Written by the TreasureGuide for the exclusive use of treasurebeachesreport.blogspot.com.
|Bronze Spike in Wood|
Find and photo by John B.
Despite the poor conditions for finding treasure coins on the Treasure Coast beaches right now, there are a lot of interesting things being found, ranging from modern jewelry, to metal artifacts, to sea glass, some fossils, and other artifacts. I mentioned a couple of artifacts that were recently found a day or two ago. I expect to post a photo of a very old Treasure Coast artifact soon. The google software doesn't seem to want to post it today.
I've been running into people that have found things on the beach and have been lucky to have my good camera along at the time. There are certainly more finds that I haven't seen or heard about.
I ran across a web site that shows where the remains of an old shipwreck lies immediately south of the Hillsboro Inlet. I'll have to get that diagram for you sometime.
Treasure coins have been found on the rocks near the light on the north side of the inlet as well as all the way down the beach to the Pompano pier. Stay off of the property and rocks around the light though. People have been arrested in the past for getting on the property around the light. You can detect the beach on the south side of the inlet though.

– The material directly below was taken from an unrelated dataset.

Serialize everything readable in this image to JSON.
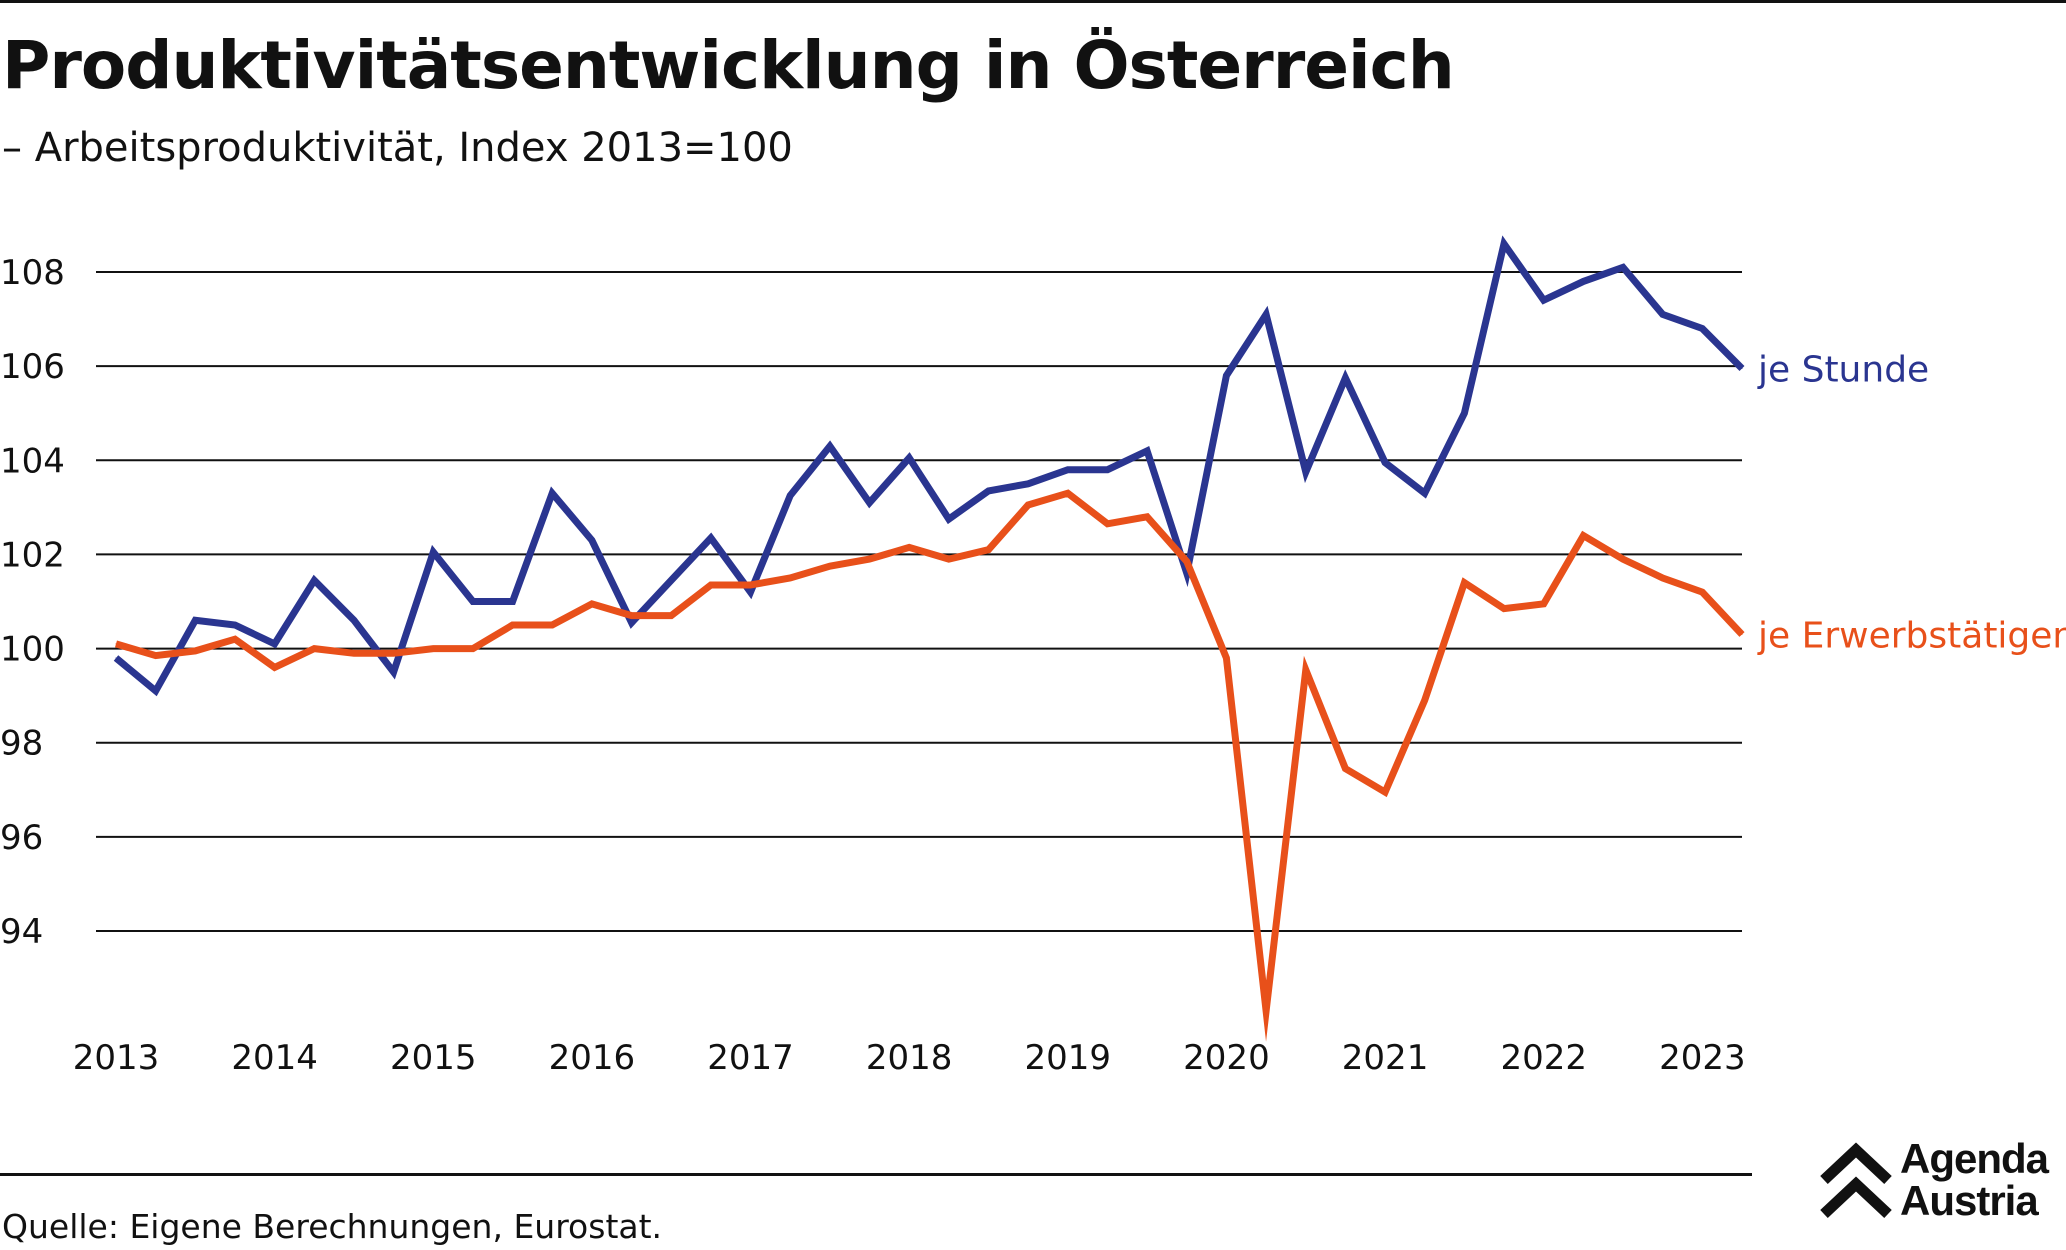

You might remember that a few days ago I mentioned how many people, especially seniors are keeping cash and valuables at home rather than in the bank. As a result one reader sent a link that you'll find interesting. It tells of the tons of dented metal safes that were washed out of homes and businesses by the tsunami and were washed back up on the tsunami-battered coast. Some of these the safes held family life savings and were sitting in stacks at police offices.
The article said that they estimate that $350 billion of yen does not circulate in Japan, because people, many people in Japan stach their cash at home. The Japanese word for the stash is "tansu yokin" trasnlated as "wardrobe savings."
Here is the link.
What did you all think of the Florida Public Archaeology Network statement about the laws relating to metal detecting in Florida? And the British system? You definitely should be aware of the Florida Public Archaeology Network statement. While their interpretation might be questionable in some respects, it will nonetheless influence some in government as well as the public.
Here is what the Department of Environmental Protection said on the following on the Florida Coast Access web site.
Prior to 1821, Indian River County was part of the Spanish Colony of East Florida. During this time, Spanish ships carrying massive quantities of gold and silver passed by this area every summer. In 1715, a storm sank the seven Spanish vessels off the coast of present-day Indian River County. Many artifacts including silver and gold were salvaged in the early 1920s. Today, treasure enthusiasts can be found along the beaches of Indian River County searching for buried treasure and casing the shoreline with metal detectors. The McLarty Treasure Museum in northern Indian River County has exhibits and movies detailing the history of the county along with many of the artifacts excavated from the 1715 shipwreck.
Here is the link where you can read about more of our Florida beaches.
Here is an article in a law journal concerning access to Florida beaches that you might find interesting if you are into the legal stuff. It is out-dated but presents a number of relevant legal principles, such as that of customary useage.
There are times when a misinformed or over zealous security guard might try to run you off a beach you have every right to be on. While I advise cooperating, it is also good to know the real situation.
We still have a 1 - 2 foot surf, but to me the most important thing right now is the nice low tides. The wind is from the southeast today and the beaches are filling a little though. The surf will be a little higher tomorrow, but no significant change in conditions is expected.